コースを狙って多少力を抑え気味にして投げる際は、腕先指先をその的に向かってピッと放すような感じで投げるますが、
腕とお尻がかみ合わない投手だと、腕を的に指しに行こうとする向きと体の回転向きが合わさらない。
調子のいい時に全力投球以外では、自分のイメージどおりに腕が振れる・体が動くというのが難しくなるんではないかと思います。
ここまで来て今からお尻を上げるのは難しいので、出来ることとすれば(また感覚的ですが)「お尻が下がっていることを自覚して投げる」
分かりやすい例では涌井秀章さんとか下柳剛さんとか、「自分はスリークォーターで、腰は横に回すピッチャーだ」ということを分かっていて投げれば、腕もその向きの感覚で振れるのでコントロールに苦しむことは減ると思います。

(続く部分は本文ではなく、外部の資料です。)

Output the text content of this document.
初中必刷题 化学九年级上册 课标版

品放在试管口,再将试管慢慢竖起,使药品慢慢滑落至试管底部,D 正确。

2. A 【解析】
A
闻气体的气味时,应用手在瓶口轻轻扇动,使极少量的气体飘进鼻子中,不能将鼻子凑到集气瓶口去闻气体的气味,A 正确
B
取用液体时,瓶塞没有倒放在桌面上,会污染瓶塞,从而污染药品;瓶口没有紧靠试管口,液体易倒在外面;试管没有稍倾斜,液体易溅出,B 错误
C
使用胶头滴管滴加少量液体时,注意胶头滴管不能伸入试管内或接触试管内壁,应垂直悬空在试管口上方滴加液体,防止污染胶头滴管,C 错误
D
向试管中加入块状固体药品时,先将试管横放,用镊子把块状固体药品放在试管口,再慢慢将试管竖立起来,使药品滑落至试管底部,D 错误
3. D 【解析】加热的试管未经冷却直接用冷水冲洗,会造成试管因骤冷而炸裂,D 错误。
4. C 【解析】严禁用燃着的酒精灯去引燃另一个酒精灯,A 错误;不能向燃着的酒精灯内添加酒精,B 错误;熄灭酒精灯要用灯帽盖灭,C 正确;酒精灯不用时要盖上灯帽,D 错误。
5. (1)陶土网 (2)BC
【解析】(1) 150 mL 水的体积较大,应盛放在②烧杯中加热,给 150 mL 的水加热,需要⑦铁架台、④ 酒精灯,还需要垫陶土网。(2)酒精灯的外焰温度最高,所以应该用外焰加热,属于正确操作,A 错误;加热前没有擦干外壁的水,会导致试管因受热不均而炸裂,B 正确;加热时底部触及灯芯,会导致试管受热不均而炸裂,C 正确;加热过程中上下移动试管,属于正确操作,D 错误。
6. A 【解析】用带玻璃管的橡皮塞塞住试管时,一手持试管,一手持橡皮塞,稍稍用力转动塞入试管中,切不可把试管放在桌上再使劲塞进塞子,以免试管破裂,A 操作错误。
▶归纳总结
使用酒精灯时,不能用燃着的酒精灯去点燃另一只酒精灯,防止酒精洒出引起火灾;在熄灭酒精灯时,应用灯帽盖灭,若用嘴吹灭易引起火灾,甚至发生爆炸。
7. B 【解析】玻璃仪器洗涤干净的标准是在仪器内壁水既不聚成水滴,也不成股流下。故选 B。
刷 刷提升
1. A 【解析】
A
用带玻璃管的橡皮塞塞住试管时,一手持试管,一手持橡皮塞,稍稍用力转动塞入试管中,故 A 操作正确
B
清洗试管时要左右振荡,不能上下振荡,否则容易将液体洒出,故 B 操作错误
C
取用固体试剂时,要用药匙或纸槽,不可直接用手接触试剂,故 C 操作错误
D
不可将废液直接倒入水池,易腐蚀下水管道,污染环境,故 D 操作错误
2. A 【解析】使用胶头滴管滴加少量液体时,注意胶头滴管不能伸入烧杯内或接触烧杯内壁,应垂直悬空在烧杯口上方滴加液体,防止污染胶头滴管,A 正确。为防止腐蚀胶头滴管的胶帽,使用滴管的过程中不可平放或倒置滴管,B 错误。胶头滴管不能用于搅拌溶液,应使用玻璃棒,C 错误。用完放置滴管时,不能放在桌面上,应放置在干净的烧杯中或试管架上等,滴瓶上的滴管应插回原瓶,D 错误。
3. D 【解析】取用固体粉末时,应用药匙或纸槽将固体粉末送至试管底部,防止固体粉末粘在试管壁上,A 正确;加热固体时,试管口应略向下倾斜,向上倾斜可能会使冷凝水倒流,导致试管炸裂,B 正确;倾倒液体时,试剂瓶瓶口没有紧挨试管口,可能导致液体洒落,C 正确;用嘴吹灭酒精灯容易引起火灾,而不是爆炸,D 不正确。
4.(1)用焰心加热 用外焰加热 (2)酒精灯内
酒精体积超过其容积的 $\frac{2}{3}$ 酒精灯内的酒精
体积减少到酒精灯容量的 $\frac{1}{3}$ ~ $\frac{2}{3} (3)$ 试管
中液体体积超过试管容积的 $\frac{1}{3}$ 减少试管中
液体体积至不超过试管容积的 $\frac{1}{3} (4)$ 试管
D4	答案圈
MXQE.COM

ではなぜ、そういう対策があるかもしれないのに、多くの投手がそれでもオーバーで投げたがるのかというと、
スリクを自覚したスリクでは球速が出ないから。
球速というのは、「打者を抑えるのに必要なボールの速さ」とも言いかえられます。
今の菊池投手がスリクを自覚したスリクになったとすれば、球速は140前半とかそのぐらいになるはず。ちょうど高橋尚成さんや有銘兼久さんと同程度のピッチャーになるでしょう。
つまりそうなると、ストレートの球威だけではまったく通用しない。30歳を過ぎてどんな手を使ってでも打者を抑えるというのなら分かりますが、高卒のドラフト1位で獲った選手なら周りも本人も望まないでしょう。
現状の球速が出るなら、左右違いでほぼ同タイプの佐藤由規さんぐらいには投げられるかもしれませんが、
それ以上となると自分としては疑問です。
少なくともこの問題をクリアしない限り、先発でやっていけるのかというと疑問です。